Crisis Group’s Shewit Woldemichael on the battle for El Fasher in North Darfur and what’s at stake
As officials from across the Western, African and Arab worlds gathered in London on 15 April to discuss Sudan’s civil war as it enters its third year, the battle for Darfur neared a bloody possible endgame.
The latest phase of fighting began on 11 April, when the insurgent Rapid Support Forces (RSF) launched a new push to fully capture North Darfur’s capital El Fasher. It is hoping to chase the rival Sudanese army from its last major stronghold in the Darfur region, in the country’s west. The army recently recaptured Khartoum, Sudan’s capital in the country’s riverine centre, while the RSF appears focused on Sudan’s western regions.
The RSF’s push to fully capture the city has put hundreds of thousands of civilians in the crosshairs, including displaced persons living in the Zamzam and Abu Shouk camps on the outskirts of the city. Despite housing hundreds of thousands of vulnerable civilians, the RSF asserts that it sees Zamzam, to El Fasher’s south, as a legitimate military target, claiming it has been used as a launchpad for attacks on its forces and as a training hub for army-aligned Darfuri militias. The RSF has made similar claims about the Abu Shouk camp to the city’s north. Army-aligned Darfuri groups in turn accuse the RSF of shelling civilian areas, killing civilians (including aid workers) in the camps based on their ethnicity, and blocking aid from reaching the camps – particularly Zamzam, which the UN declared a famine zone in August 2024.
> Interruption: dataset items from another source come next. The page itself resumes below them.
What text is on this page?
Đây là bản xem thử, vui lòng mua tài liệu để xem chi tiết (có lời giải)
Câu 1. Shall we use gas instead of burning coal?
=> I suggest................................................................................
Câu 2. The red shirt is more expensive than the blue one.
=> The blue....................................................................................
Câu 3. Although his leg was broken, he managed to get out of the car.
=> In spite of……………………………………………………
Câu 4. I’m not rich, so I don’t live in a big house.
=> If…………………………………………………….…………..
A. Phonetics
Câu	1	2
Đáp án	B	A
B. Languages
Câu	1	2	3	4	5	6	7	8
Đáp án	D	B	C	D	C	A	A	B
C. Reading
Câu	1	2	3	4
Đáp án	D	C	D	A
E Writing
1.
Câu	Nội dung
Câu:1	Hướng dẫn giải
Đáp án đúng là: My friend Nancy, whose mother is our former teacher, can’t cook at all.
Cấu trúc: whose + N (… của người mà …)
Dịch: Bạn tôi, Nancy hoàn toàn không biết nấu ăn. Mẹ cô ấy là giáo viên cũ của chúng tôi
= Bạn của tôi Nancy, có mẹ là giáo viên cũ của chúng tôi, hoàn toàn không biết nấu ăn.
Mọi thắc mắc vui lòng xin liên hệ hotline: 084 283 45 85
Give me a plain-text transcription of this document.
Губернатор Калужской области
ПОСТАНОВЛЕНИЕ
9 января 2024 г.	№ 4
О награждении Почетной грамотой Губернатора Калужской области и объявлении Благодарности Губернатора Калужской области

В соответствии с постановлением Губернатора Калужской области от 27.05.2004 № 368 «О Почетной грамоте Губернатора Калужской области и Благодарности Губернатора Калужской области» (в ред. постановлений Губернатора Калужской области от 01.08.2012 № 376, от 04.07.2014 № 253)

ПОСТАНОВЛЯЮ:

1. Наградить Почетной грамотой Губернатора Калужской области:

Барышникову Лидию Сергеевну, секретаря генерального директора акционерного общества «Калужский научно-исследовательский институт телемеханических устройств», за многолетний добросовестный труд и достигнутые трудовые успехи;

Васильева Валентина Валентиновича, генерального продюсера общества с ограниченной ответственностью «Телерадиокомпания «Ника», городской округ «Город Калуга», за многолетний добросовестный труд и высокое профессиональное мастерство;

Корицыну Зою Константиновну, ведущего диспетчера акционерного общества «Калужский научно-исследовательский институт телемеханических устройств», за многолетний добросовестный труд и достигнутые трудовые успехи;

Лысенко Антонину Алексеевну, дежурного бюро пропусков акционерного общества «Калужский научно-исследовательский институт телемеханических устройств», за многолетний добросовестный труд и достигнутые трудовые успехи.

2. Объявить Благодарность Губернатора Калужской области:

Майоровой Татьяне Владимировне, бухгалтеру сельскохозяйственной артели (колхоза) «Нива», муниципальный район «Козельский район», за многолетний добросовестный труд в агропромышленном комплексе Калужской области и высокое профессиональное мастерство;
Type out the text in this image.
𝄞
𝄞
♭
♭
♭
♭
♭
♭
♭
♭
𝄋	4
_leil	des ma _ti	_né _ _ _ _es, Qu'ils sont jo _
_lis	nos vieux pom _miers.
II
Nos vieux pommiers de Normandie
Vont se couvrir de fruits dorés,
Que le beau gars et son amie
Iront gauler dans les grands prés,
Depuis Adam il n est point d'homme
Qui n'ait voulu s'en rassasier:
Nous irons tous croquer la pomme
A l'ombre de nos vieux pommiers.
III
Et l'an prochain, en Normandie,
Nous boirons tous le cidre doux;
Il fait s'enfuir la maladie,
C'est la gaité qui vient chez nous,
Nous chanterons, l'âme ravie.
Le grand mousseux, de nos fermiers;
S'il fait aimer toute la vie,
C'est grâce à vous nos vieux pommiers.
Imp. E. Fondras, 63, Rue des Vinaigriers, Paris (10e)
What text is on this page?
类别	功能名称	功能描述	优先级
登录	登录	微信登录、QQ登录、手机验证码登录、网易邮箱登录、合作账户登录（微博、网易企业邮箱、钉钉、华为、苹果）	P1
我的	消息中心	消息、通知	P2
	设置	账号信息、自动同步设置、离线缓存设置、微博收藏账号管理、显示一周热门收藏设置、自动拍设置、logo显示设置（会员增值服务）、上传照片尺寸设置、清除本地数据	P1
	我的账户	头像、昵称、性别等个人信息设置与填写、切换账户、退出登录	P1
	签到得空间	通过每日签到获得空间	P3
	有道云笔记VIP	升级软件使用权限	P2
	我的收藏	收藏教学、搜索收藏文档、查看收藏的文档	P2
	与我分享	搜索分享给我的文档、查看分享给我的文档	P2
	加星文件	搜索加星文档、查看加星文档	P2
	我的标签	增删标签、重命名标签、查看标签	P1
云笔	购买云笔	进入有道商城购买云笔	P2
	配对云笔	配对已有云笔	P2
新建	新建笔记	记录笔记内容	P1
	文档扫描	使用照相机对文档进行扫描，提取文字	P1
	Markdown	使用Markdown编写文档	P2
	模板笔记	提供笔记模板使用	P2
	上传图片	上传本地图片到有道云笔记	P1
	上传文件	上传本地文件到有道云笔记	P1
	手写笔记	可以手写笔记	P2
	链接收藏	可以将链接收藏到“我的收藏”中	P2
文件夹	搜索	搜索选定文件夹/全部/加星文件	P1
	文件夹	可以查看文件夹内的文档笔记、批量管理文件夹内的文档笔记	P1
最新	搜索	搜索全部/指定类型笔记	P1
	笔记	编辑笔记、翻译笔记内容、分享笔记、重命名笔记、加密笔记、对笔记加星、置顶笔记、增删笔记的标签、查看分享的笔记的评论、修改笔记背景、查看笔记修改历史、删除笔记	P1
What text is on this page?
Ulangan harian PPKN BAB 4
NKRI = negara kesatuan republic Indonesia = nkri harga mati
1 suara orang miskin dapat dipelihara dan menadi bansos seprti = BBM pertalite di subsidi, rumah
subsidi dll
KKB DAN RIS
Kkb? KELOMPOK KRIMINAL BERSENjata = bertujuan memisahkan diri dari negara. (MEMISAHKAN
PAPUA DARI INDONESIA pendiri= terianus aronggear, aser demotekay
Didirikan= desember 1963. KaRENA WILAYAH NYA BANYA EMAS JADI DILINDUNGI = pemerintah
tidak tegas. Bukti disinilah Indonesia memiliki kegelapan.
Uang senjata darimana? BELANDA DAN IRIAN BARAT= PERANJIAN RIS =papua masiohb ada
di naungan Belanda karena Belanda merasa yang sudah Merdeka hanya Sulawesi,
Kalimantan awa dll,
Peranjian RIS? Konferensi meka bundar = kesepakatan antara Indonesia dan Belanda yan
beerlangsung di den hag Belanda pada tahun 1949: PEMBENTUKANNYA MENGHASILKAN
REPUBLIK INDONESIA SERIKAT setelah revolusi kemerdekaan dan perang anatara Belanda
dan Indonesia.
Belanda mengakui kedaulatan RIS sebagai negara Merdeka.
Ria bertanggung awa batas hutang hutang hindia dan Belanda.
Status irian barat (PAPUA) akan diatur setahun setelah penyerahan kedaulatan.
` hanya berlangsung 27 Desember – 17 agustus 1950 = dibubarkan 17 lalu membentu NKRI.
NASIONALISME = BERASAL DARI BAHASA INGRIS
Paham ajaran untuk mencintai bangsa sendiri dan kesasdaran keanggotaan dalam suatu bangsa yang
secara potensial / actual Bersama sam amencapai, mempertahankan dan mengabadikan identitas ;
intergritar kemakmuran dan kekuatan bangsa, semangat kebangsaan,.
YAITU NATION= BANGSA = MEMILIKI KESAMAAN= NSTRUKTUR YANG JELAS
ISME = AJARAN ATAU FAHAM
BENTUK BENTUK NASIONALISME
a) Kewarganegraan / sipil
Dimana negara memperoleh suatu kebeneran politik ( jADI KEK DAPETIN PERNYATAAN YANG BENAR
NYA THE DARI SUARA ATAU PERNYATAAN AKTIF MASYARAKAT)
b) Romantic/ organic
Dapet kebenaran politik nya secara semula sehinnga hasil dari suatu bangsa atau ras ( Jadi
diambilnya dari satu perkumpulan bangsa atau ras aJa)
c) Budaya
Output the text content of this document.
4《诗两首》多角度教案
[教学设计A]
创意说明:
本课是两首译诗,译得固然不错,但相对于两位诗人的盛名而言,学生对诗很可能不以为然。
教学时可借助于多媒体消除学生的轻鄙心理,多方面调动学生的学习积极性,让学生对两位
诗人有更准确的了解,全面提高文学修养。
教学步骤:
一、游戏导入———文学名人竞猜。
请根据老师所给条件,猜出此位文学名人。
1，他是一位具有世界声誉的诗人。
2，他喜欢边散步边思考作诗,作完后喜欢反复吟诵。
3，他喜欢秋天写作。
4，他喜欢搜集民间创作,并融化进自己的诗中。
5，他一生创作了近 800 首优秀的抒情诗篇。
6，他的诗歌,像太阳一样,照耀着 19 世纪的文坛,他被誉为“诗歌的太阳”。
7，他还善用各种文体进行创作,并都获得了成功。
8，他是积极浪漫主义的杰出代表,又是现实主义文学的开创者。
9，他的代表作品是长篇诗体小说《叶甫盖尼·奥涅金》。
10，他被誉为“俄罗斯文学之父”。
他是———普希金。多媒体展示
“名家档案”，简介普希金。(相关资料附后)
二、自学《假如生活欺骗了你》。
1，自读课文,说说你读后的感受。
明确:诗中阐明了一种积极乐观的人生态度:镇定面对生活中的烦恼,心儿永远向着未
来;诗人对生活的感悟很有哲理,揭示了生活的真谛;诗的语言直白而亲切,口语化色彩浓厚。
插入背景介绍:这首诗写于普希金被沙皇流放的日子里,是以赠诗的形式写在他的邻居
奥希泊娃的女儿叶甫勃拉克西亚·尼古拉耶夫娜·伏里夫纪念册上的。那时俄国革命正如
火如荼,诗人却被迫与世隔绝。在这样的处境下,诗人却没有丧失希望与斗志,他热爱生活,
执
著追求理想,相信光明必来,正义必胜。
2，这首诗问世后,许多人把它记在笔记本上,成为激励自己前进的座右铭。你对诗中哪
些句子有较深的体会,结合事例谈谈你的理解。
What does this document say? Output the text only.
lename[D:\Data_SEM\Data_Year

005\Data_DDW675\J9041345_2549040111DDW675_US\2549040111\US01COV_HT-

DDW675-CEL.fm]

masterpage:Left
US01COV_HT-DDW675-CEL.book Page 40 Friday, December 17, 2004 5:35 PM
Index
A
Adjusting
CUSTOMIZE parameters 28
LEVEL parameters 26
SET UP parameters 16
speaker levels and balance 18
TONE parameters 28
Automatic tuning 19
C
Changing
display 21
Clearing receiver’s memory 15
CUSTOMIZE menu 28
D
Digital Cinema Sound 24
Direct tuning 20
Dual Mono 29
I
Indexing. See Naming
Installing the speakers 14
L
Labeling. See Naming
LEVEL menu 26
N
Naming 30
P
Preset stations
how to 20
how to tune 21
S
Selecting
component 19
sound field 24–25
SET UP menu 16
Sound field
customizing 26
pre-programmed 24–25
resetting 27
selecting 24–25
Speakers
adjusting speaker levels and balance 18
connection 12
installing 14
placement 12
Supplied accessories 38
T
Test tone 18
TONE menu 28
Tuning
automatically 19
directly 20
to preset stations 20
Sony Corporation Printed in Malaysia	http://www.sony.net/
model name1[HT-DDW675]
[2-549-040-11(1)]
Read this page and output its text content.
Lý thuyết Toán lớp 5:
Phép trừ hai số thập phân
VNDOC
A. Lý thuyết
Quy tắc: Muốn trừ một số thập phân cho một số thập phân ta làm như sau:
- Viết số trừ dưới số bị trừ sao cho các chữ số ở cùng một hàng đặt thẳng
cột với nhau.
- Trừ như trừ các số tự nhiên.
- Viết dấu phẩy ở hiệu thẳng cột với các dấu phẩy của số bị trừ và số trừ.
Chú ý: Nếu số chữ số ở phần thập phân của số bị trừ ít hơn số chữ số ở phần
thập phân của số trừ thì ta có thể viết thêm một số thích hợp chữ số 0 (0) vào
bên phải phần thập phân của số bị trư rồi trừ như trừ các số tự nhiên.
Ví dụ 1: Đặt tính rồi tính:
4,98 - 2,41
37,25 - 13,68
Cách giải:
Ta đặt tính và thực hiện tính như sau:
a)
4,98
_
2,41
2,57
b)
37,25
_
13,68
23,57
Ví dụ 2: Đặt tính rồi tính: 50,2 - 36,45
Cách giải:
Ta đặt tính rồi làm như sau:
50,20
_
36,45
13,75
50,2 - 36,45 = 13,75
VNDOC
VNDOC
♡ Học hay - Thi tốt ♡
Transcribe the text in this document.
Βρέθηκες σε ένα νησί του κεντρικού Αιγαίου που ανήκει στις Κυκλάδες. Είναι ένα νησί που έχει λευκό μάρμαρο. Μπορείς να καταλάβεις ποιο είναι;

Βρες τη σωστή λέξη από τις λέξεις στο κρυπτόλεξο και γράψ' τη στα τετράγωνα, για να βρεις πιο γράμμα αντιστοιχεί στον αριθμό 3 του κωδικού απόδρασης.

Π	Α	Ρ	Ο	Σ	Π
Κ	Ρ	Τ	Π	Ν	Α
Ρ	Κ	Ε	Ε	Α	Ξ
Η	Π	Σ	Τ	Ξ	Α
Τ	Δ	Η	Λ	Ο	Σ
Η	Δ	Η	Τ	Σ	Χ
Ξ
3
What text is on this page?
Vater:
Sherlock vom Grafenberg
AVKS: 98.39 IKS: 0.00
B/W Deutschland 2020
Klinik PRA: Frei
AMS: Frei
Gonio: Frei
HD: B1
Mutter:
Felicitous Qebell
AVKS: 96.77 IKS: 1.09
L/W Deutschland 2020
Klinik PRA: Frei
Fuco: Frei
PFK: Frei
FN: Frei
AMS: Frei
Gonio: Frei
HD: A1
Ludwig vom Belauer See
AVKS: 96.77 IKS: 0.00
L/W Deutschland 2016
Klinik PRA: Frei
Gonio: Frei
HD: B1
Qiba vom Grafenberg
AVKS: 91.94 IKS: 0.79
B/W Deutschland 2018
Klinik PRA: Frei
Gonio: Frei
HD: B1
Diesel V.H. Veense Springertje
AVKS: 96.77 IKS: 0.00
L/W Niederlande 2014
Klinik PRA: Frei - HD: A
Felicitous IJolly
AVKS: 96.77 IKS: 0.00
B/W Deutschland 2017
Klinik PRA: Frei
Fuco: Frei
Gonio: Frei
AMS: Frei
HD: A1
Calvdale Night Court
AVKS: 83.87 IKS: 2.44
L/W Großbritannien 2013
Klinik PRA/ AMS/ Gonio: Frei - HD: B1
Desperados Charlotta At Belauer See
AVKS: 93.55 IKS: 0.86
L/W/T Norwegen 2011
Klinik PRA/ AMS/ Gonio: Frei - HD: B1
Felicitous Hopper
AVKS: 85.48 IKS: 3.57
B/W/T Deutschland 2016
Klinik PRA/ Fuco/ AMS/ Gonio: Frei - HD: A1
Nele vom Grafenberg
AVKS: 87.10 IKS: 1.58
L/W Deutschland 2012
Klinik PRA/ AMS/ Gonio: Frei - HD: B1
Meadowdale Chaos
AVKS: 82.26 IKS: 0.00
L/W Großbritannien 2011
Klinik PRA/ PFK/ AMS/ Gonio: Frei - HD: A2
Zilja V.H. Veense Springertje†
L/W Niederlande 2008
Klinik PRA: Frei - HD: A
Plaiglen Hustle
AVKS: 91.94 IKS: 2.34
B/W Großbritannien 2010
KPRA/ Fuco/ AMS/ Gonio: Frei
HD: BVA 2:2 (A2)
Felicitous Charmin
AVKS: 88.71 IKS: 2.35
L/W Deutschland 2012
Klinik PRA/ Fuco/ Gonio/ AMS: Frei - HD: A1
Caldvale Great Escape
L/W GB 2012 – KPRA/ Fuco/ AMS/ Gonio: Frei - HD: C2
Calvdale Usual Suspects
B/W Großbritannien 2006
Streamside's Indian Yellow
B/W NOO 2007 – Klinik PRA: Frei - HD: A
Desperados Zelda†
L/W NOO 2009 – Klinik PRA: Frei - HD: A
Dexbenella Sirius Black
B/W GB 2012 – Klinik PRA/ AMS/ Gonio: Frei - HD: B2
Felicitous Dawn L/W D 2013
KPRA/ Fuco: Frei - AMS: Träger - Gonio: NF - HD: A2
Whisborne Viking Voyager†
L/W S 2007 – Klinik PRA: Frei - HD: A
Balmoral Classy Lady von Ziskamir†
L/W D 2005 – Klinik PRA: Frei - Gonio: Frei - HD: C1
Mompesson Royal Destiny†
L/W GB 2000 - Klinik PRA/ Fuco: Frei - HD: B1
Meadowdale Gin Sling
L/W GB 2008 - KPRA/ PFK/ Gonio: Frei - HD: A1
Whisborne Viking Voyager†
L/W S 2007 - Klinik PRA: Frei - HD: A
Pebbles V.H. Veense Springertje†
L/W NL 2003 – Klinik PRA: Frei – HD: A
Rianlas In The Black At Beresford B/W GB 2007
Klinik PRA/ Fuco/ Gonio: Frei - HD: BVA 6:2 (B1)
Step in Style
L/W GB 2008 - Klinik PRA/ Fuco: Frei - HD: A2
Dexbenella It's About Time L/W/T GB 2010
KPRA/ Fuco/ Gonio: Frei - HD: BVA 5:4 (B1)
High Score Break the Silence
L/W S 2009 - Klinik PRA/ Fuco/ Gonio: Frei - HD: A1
It is difficult to calculate the exact death toll in El Fasher, Zamzam and Abu Shouk since the RSF began its latest push, as communication channels into the camps are few. The UN reports more than 100 were killed in recent days. Many residents have now fled again, to Tawila in eastern Jebel Marra, while others remain hunkered down in cramped quarters with nowhere else to go.
To date, fighting has largely been concentrated on El Fasher’s south-eastern and north-eastern outskirts, but it will likely now move into town where the army has a division headquarters. The RSF appears to have momentum and holds most areas surrounding El Fasher – and indeed most of North Darfur, aside from El Tina and a few towns controlled by army-aligned Darfuri militias. For both the RSF (whose fighters hail mostly from Darfur’s Arab groups) and the Darfuri groups (whose members hail mostly from the Zaghawa ethnic group), this battle is now seen as existential. Both sides fear that losing the war could expose their communities to large-scale atrocities and prolonged displacement.
If the RSF succeeds in capturing El Fasher, it will control nearly all of Darfur, setting the stage for what many fear could prove a de facto partition of Sudan. Even if that happens, there is little sign it would end the war, as both sides continue to receive ample outside support that will allow them to launch new offensives against each other on new fronts.